China’s tech giants owe their turbo-charged rise to unique regulatory, demographic, and developmental conditions. They were founded at a time when the efficiency of the traditional industries was low: e-commerce gained massive user number because classical retail was underdeveloped; delivery companies expanded because of the unreliability of China Post; healthcare apps gained momentum because of the inefficiencies of the healthcare system; mobile payments took the population by storm because plastic never had time to gain traction.

By not being defined or constrained by a single industry, Chinese tech companies have accelerated the blurring of the borders between areas such as these. Much like WeChat which has become “the everything app” by joining social media, content, shopping, and more, these companies are trying to become “the everything company,” simultaneously competing in multiple sectors.

Screenshot from Mckinesey Quarterly 2017.

Screenshot from McKinsey Quarterly 2017.

Emerging markets like China are a good starting point for developing cross-industry ecosystems because businesses and expectations are not as defined as they are in more developed countries. But similar paths are being taken around the world. Japan’s Rakuten Ichiba has online stores, runs Viber, offers e-money, credit cards, and even travel. Amazon has launched Amazon Go store, acquired Whole Foods, and is providing vehicle searches in Europe. Telecommunication companies Telstra and Telus are combining tech and healthcare. Ford is redefining itself as a mobility company, not just a car-maker.

With the help of AI and big data, these companies are creating ecosystems that enable users to access all kinds of products and services through a single gateway.

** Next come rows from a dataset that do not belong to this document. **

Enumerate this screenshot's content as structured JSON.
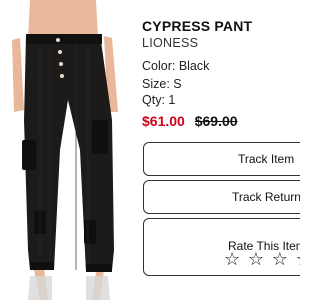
{
  "product": {
    "name": "CYPRESS PANT",
    "brand": "LIONESS",
    "color_label": "Color: Black",
    "size_label": "Size: S",
    "qty_label": "Qty: 1",
    "sale_price": "$61.00",
    "original_price": "$69.00",
    "sale_color": "#d0021b",
    "image_icon": "black-cargo-pants-photo"
  },
  "actions": {
    "track_label": "Track Item",
    "return_label": "Track Return",
    "rate_label": "Rate This Item",
    "rating": {
      "value": 0,
      "max": 5,
      "star_glyph": "☆"
    }
  }
}
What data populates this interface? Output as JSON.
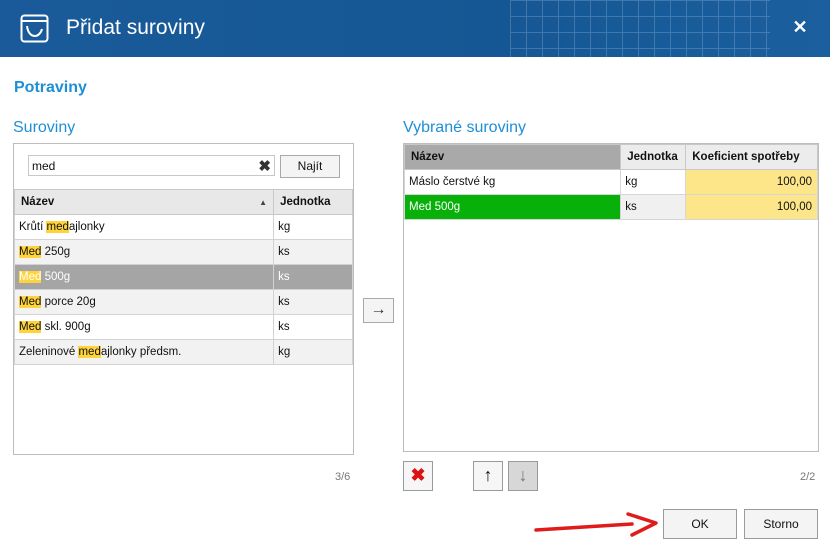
{
  "window": {
    "title": "Přidat suroviny",
    "close_glyph": "✕"
  },
  "section_title": "Potraviny",
  "left": {
    "title": "Suroviny",
    "search": {
      "value": "med",
      "clear_glyph": "✖",
      "find_label": "Najít"
    },
    "columns": [
      "Název",
      "Jednotka"
    ],
    "rows": [
      {
        "pre": "Krůtí ",
        "hl": "med",
        "post": "ajlonky",
        "unit": "kg",
        "selected": false
      },
      {
        "pre": "",
        "hl": "Med",
        "post": " 250g",
        "unit": "ks",
        "selected": false
      },
      {
        "pre": "",
        "hl": "Med",
        "post": " 500g",
        "unit": "ks",
        "selected": true
      },
      {
        "pre": "",
        "hl": "Med",
        "post": " porce 20g",
        "unit": "ks",
        "selected": false
      },
      {
        "pre": "",
        "hl": "Med",
        "post": " skl. 900g",
        "unit": "ks",
        "selected": false
      },
      {
        "pre": "Zeleninové ",
        "hl": "med",
        "post": "ajlonky  předsm.",
        "unit": "kg",
        "selected": false
      }
    ],
    "count": "3/6"
  },
  "move_right_glyph": "→",
  "right": {
    "title": "Vybrané suroviny",
    "columns": [
      "Název",
      "Jednotka",
      "Koeficient spotřeby"
    ],
    "rows": [
      {
        "name": "Máslo čerstvé kg",
        "unit": "kg",
        "coef": "100,00"
      },
      {
        "name": "Med 500g",
        "unit": "ks",
        "coef": "100,00"
      }
    ],
    "count": "2/2",
    "tools": {
      "delete_glyph": "✖",
      "up_glyph": "↑",
      "down_glyph": "↓"
    }
  },
  "buttons": {
    "ok": "OK",
    "cancel": "Storno"
  },
  "colors": {
    "titlebar": "#1a5a9a",
    "accent": "#1e8fd6",
    "highlight": "#ffd43b",
    "selected_row": "#a5a5a5",
    "green_row": "#08b10a",
    "coef_bg": "#fde68a"
  }
}
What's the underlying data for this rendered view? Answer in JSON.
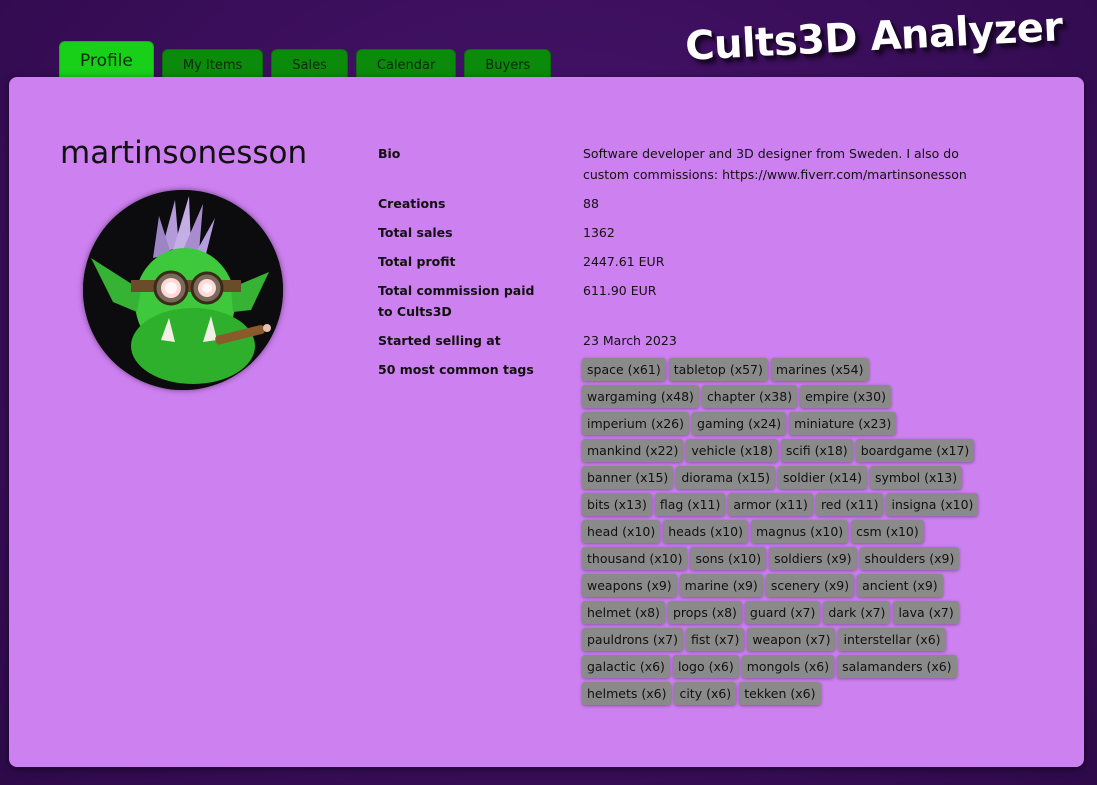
{
  "app_title": "Cults3D Analyzer",
  "tabs": [
    {
      "label": "Profile",
      "active": true
    },
    {
      "label": "My Items",
      "active": false
    },
    {
      "label": "Sales",
      "active": false
    },
    {
      "label": "Calendar",
      "active": false
    },
    {
      "label": "Buyers",
      "active": false
    }
  ],
  "profile": {
    "username": "martinsonesson",
    "avatar_icon": "orc-avatar"
  },
  "info": {
    "bio_label": "Bio",
    "bio_value": "Software developer and 3D designer from Sweden. I also do custom commissions: https://www.fiverr.com/martinsonesson",
    "creations_label": "Creations",
    "creations_value": "88",
    "sales_label": "Total sales",
    "sales_value": "1362",
    "profit_label": "Total profit",
    "profit_value": "2447.61 EUR",
    "commission_label": "Total commission paid to Cults3D",
    "commission_value": "611.90 EUR",
    "started_label": "Started selling at",
    "started_value": "23 March 2023",
    "tags_label": "50 most common tags"
  },
  "tags": [
    "space (x61)",
    "tabletop (x57)",
    "marines (x54)",
    "wargaming (x48)",
    "chapter (x38)",
    "empire (x30)",
    "imperium (x26)",
    "gaming (x24)",
    "miniature (x23)",
    "mankind (x22)",
    "vehicle (x18)",
    "scifi (x18)",
    "boardgame (x17)",
    "banner (x15)",
    "diorama (x15)",
    "soldier (x14)",
    "symbol (x13)",
    "bits (x13)",
    "flag (x11)",
    "armor (x11)",
    "red (x11)",
    "insigna (x10)",
    "head (x10)",
    "heads (x10)",
    "magnus (x10)",
    "csm (x10)",
    "thousand (x10)",
    "sons (x10)",
    "soldiers (x9)",
    "shoulders (x9)",
    "weapons (x9)",
    "marine (x9)",
    "scenery (x9)",
    "ancient (x9)",
    "helmet (x8)",
    "props (x8)",
    "guard (x7)",
    "dark (x7)",
    "lava (x7)",
    "pauldrons (x7)",
    "fist (x7)",
    "weapon (x7)",
    "interstellar (x6)",
    "galactic (x6)",
    "logo (x6)",
    "mongols (x6)",
    "salamanders (x6)",
    "helmets (x6)",
    "city (x6)",
    "tekken (x6)"
  ],
  "tag_rows": [
    3,
    3,
    3,
    4,
    4,
    5,
    4,
    4,
    4,
    5,
    4,
    4,
    3
  ]
}
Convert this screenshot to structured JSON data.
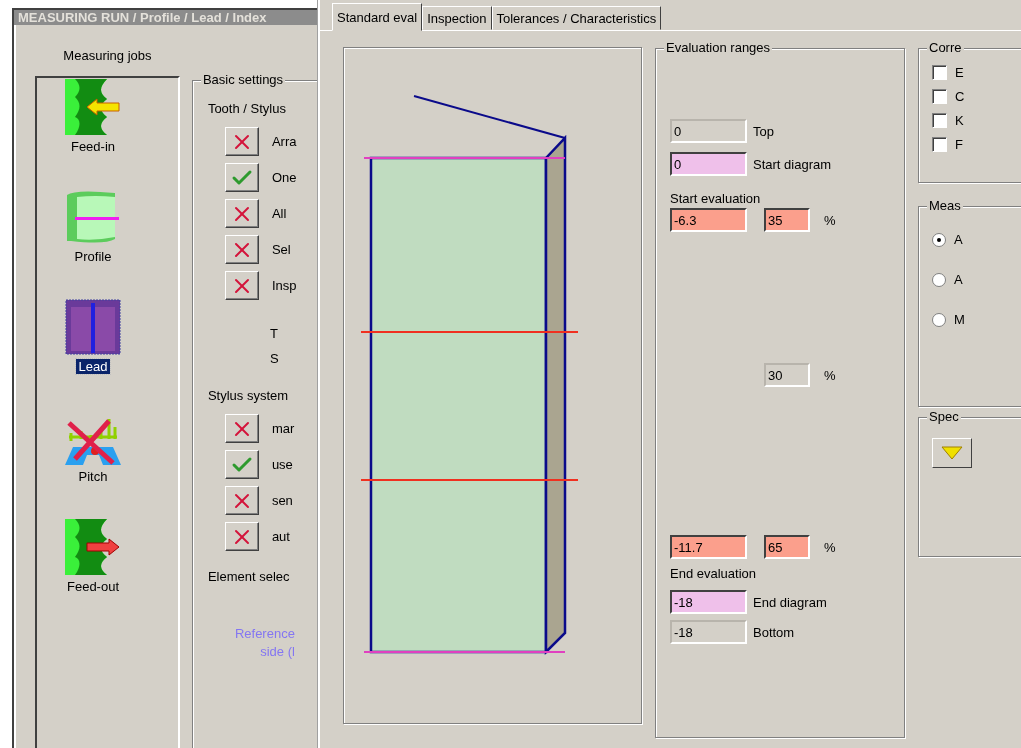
{
  "left_window": {
    "title": "MEASURING RUN / Profile / Lead / Index",
    "jobs_heading": "Measuring jobs",
    "jobs": [
      {
        "label": "Feed-in",
        "selected": false
      },
      {
        "label": "Profile",
        "selected": false
      },
      {
        "label": "Lead",
        "selected": true
      },
      {
        "label": "Pitch",
        "selected": false
      },
      {
        "label": "Feed-out",
        "selected": false
      }
    ],
    "basic_settings": {
      "title": "Basic settings",
      "heading": "Tooth / Stylus",
      "options": [
        {
          "label": "Arra",
          "kind": "cross"
        },
        {
          "label": "One",
          "kind": "tick"
        },
        {
          "label": "All",
          "kind": "cross"
        },
        {
          "label": "Sel",
          "kind": "cross"
        },
        {
          "label": "Insp",
          "kind": "cross"
        }
      ],
      "lines": [
        "T",
        "S"
      ],
      "stylus_heading": "Stylus system",
      "stylus_options": [
        {
          "label": "mar",
          "kind": "cross"
        },
        {
          "label": "use",
          "kind": "tick"
        },
        {
          "label": "sen",
          "kind": "cross"
        },
        {
          "label": "aut",
          "kind": "cross"
        }
      ],
      "element_heading": "Element selec",
      "reference_note": [
        "Reference",
        "side (l"
      ]
    }
  },
  "right_window": {
    "tabs": [
      {
        "label": "Standard eval",
        "selected": true
      },
      {
        "label": "Inspection",
        "selected": false
      },
      {
        "label": "Tolerances / Characteristics",
        "selected": false
      }
    ],
    "evaluation_ranges": {
      "title": "Evaluation ranges",
      "rows": [
        {
          "kind": "limit",
          "value": "0",
          "label": "Top"
        },
        {
          "kind": "diagram",
          "value": "0",
          "label": "Start diagram"
        },
        {
          "kind": "caption",
          "text": "Start evaluation"
        },
        {
          "kind": "evaluation",
          "value": "-6.3",
          "percent": "35",
          "unit": "%"
        },
        {
          "kind": "share",
          "percent": "30",
          "unit": "%"
        },
        {
          "kind": "evaluation",
          "value": "-11.7",
          "percent": "65",
          "unit": "%"
        },
        {
          "kind": "caption",
          "text": "End evaluation"
        },
        {
          "kind": "diagram",
          "value": "-18",
          "label": "End diagram"
        },
        {
          "kind": "limit",
          "value": "-18",
          "label": "Bottom"
        }
      ]
    },
    "corrections": {
      "title": "Corre",
      "items": [
        {
          "label": "E",
          "checked": false
        },
        {
          "label": "C",
          "checked": false
        },
        {
          "label": "K",
          "checked": false
        },
        {
          "label": "F",
          "checked": false
        }
      ]
    },
    "measuring": {
      "title": "Meas",
      "options": [
        {
          "label": "A",
          "selected": true
        },
        {
          "label": "A",
          "selected": false
        },
        {
          "label": "M",
          "selected": false
        }
      ]
    },
    "special": {
      "title": "Spec"
    }
  }
}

“Ecosystem orchestrators use data to connect the dots—by, for example, linking all possible producers with all possible customers, and, increasingly, by predicting the needs of customers before they are articulated,” the report explains. “The more a company knows about its customers, the better able it is to offer a truly integrated, end-to-end digital experience.”

Companies like these may seem like outliers today, but they are already changing the face of the economy. McKinsey recently asked 300 CEOs worldwide in 37 sectors about advanced data analytics. It turned out that one-third of them have considered cross-sector dynamics while many of them stated that they worry that companies from other industries have clearer insight into their customers.

The new model is threatening to sweep the floor under certain (not all) traditional industries—soon they will have to face competition from companies and industries that they previously never considered rivals. In the future, companies will define their business models not by how they play against traditional industry peers but by how they can stand against ecosystems.

Screenshot from Mckinsey Quarterly 2017.

 Mckinsey Quarterly 2017

The report suggests that within about a decade 12 large ecosystems will emerge in retail and institutional spaces. It advises companies to follow data insights, build emotional ties with customers because they will bring more customers, and diversify company partnerships. It also warns that for many companies the attempt at creating an ecosystem has been a costly failure. But the report does not mention how the economy will look like when these massive, multi-industry ecosystems rise. What will the era of digital ecosystems and tech-based conglomerates bring us as consumers?

For now, it is hard to predict outcomes. It is quite certain that ecosystems will offer more convenience and better solutions, but it is also imaginable that they will bring us more walled gardens, more antitrust lawsuits such as the one Google faced in the EU, and even bigger data privacy concerns.